Her insanın beyninin içinde bir jüri vardır. Onu daima eleştiren, yaptığı hataları yüzüne vuran ve ayıpsayan. Ve bu jürilerin rol modeli toplum ve toplumun dayatmaları.
Hikayenin ana karakteri Mrs. C 40'lı yaşlarda ona göre çok ayıpsanacak, kendini lekelenmiş hissedeceği bir yirmi dört saat geçirir. Sizce Mrs. C bu yirmi dört saati hemen hemen 20 sene boyunca hiç kimseye anlatmasa, hep kendi kafasında yaşasa ve sonrasında bir yabancıya anlatsa ne mi olur; işte bu hikaye olur efenim.

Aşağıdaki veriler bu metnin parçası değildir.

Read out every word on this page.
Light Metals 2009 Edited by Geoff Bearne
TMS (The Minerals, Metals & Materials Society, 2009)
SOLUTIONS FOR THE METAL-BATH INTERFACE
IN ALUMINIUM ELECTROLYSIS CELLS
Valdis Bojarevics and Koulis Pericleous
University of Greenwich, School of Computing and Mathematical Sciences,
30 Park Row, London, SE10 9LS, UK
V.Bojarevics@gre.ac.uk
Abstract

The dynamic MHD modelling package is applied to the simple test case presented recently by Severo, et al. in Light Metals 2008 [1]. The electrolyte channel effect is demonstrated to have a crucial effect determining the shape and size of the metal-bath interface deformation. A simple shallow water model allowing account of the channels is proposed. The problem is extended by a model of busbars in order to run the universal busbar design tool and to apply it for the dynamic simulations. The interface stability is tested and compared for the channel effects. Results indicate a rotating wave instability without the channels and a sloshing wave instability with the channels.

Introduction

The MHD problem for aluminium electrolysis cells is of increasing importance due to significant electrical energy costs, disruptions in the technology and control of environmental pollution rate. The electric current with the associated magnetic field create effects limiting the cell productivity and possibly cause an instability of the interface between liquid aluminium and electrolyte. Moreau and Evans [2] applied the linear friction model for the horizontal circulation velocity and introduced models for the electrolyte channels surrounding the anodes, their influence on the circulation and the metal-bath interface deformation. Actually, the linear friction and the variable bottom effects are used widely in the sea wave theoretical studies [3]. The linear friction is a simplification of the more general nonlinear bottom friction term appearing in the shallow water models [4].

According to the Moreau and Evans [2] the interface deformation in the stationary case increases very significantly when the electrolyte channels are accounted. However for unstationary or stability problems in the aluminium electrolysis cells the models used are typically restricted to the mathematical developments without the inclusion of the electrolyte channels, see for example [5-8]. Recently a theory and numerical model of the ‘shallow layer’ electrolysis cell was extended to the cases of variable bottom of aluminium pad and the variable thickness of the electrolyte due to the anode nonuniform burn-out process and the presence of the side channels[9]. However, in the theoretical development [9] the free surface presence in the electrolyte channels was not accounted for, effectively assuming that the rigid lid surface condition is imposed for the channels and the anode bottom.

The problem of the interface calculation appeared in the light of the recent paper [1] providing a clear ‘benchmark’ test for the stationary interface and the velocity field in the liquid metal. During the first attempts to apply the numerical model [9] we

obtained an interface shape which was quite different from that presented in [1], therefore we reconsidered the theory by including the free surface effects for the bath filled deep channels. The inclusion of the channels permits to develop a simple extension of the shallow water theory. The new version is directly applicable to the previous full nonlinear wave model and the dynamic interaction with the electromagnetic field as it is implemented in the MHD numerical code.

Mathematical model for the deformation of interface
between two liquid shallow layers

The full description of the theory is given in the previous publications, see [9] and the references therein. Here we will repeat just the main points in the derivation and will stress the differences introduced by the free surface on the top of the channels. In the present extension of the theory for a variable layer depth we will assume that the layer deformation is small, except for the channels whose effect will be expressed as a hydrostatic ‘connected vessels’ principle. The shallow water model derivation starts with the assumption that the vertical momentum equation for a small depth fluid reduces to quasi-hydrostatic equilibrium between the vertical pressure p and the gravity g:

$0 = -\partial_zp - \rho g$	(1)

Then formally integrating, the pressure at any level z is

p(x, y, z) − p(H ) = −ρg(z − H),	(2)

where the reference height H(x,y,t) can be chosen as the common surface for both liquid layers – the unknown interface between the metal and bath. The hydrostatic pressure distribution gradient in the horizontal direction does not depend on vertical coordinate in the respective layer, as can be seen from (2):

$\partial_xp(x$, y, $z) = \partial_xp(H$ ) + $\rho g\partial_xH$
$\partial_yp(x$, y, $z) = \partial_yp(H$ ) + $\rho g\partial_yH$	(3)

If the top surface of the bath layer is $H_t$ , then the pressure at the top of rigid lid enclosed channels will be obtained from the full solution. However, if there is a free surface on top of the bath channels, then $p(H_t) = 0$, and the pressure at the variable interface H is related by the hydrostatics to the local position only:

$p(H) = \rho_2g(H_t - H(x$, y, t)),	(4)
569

"İnsan bir kez olsun aptalca davransa ne olur..." (S. 15)
Hikayede belki de beni en çok etkileyen yer Mrs. C'nin kendi oğluna bile sarılıp öpmeye utanmasıydı.
"Lekelendiğini düşündüğüm dudaklarımın ona dokunacak olması düşüncesi bile benim için katlanılmazdı." (sf. 68)
Mrs. C'nin kendi bu denli lekelenmiş hissetmesinin en büyük sebebi toplumun bazı şeyleri sürekli olarak, Ayıp, ahlaksız, terbiyesiz, yetersiz gibi şeyleri sürekli kadınlara karşı dayatılması. En başta da dediğim gibi biz insanların beynin içinde bir jüri var ve bu jürnin en büyük rol modeli toplum ve toplumun dayatmaları. Özellikle de kadına karşı.
Kitap gayet güzeldi. Özellikle zweig'ın betimlemeleri olsun , kadın psikolojisini çok iyi hissettirmesi olsun çok güzeldi.